Scaling Pleroma for a worldwide userbase
Normally you would expect users to join a community on the Fediverse that is both relevant to the users' interests and is also located nearby geographically for performance reasons. e.g., someone in Japan should join a Japanese server and use federation to communicate with users across the world. This eliminates performance bottlenecks by keeping the latency low.
However there are situations where this is not possible. I administer a customized Pleroma server that automatically enrolls an existing community/userbase with thousands of members who are worldwide. We observe performance issues as a result. e.g., users in Australia struggle to upload media to our server in Chicago.
We have a few options at our disposal to improve general performance such as using config :Pleroma.Upload, base_url
to point to a CDN. This only solves the performance for consumption of content, not creation.

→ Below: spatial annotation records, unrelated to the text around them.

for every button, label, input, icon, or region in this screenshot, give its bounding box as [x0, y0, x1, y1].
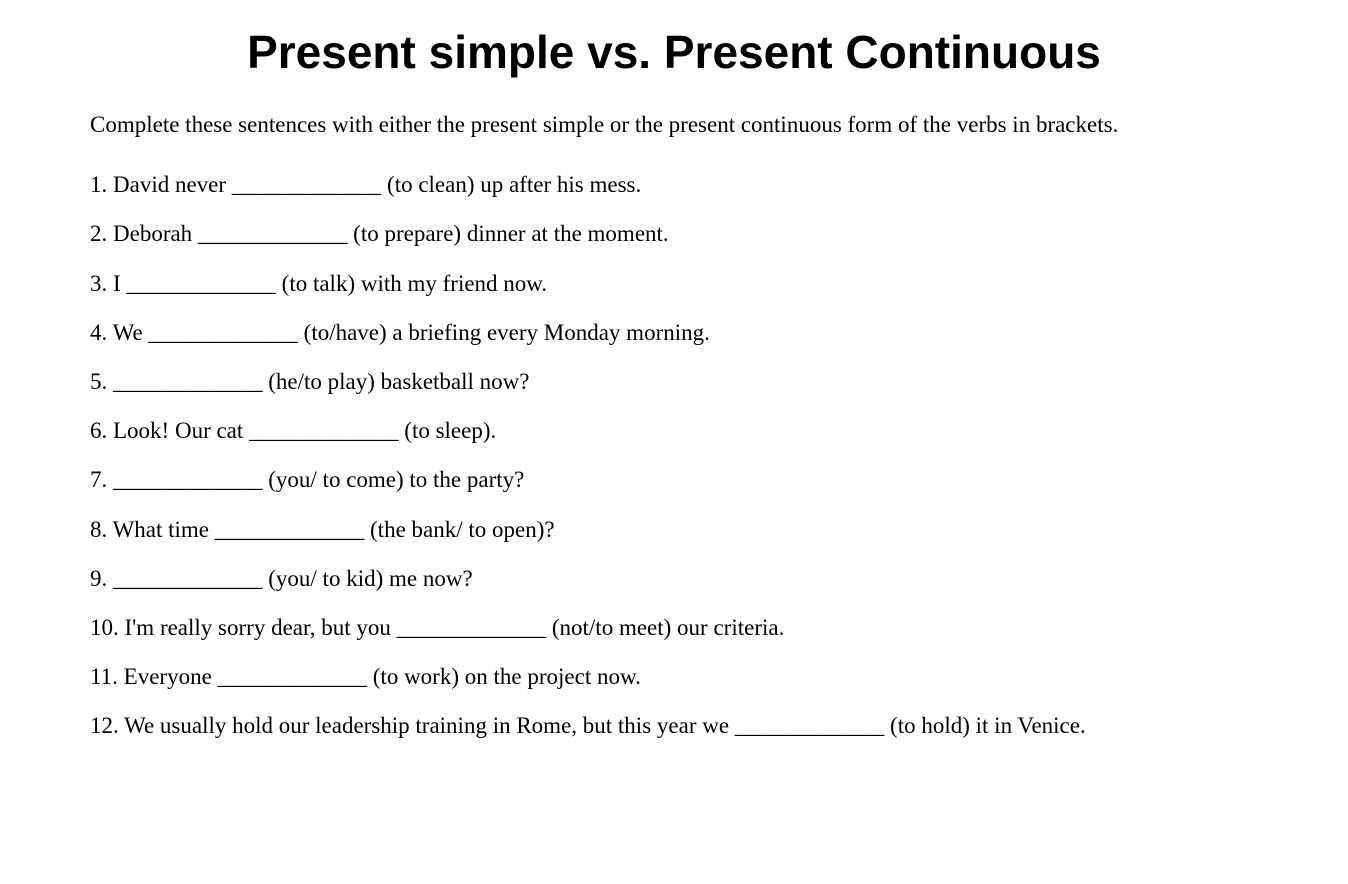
question-item: 9. _____________ (you/ to kid) me now?	[90, 563, 1258, 595]
question-item: 11. Everyone _____________ (to work) on …	[90, 661, 1258, 693]
question-item: 10. I'm really sorry dear, but you _____…	[90, 612, 1258, 644]
question-item: 3. I _____________ (to talk) with my fri…	[90, 268, 1258, 300]
worksheet-container: Present simple vs. Present Continuous Co…	[0, 0, 1348, 789]
question-item: 1. David never _____________ (to clean) …	[90, 169, 1258, 201]
question-item: 7. _____________ (you/ to come) to the p…	[90, 464, 1258, 496]
question-item: 5. _____________ (he/to play) basketball…	[90, 366, 1258, 398]
question-item: 8. What time _____________ (the bank/ to…	[90, 514, 1258, 546]
worksheet-title: Present simple vs. Present Continuous	[90, 25, 1258, 79]
worksheet-instructions: Complete these sentences with either the…	[90, 109, 1258, 141]
question-item: 6. Look! Our cat _____________ (to sleep…	[90, 415, 1258, 447]
question-item: 4. We _____________ (to/have) a briefing…	[90, 317, 1258, 349]
question-item: 12. We usually hold our leadership train…	[90, 710, 1258, 742]
question-item: 2. Deborah _____________ (to prepare) di…	[90, 218, 1258, 250]
question-list: 1. David never _____________ (to clean) …	[90, 169, 1258, 742]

To achieve good performance we need to reduce latency of TCP connections by simply moving those activities to edge nodes which are geographically dispersed around the world. The problem is that this currently is not feasible in Pleroma. Simply moving Pleroma to be entirely behind a CDN is not wise because of websockets
. CDNs do not like websockets.
CloudFlare supports websockets, but a limited number unless you pay for premium plans. Akamai websocket support is unclear. It appears not permitted for production traffic based on my research.
This is unsurprising because websockets would be a serious strain on a CDN anyway. We can build our own CDN (and we are), but that doesn't change the reality that it's not a great solution to the problem.
This leaves us with the options of a major engineering effort and a lame hack:
-
OTP clustering, which will require some significant dev investment. But this is something we do want long term for building HA and load balanced Pleroma clusters
-
Some kind of API extension to support this, and bake it into the apps we influence (Roma, etc). e.g., hint that
/api/v1/statuses
should be accessed at a differentbase_url
which can be proxied by a CDN, and fallback if that's unavailable.
Are there any other things we should consider? How else can this problem be approached?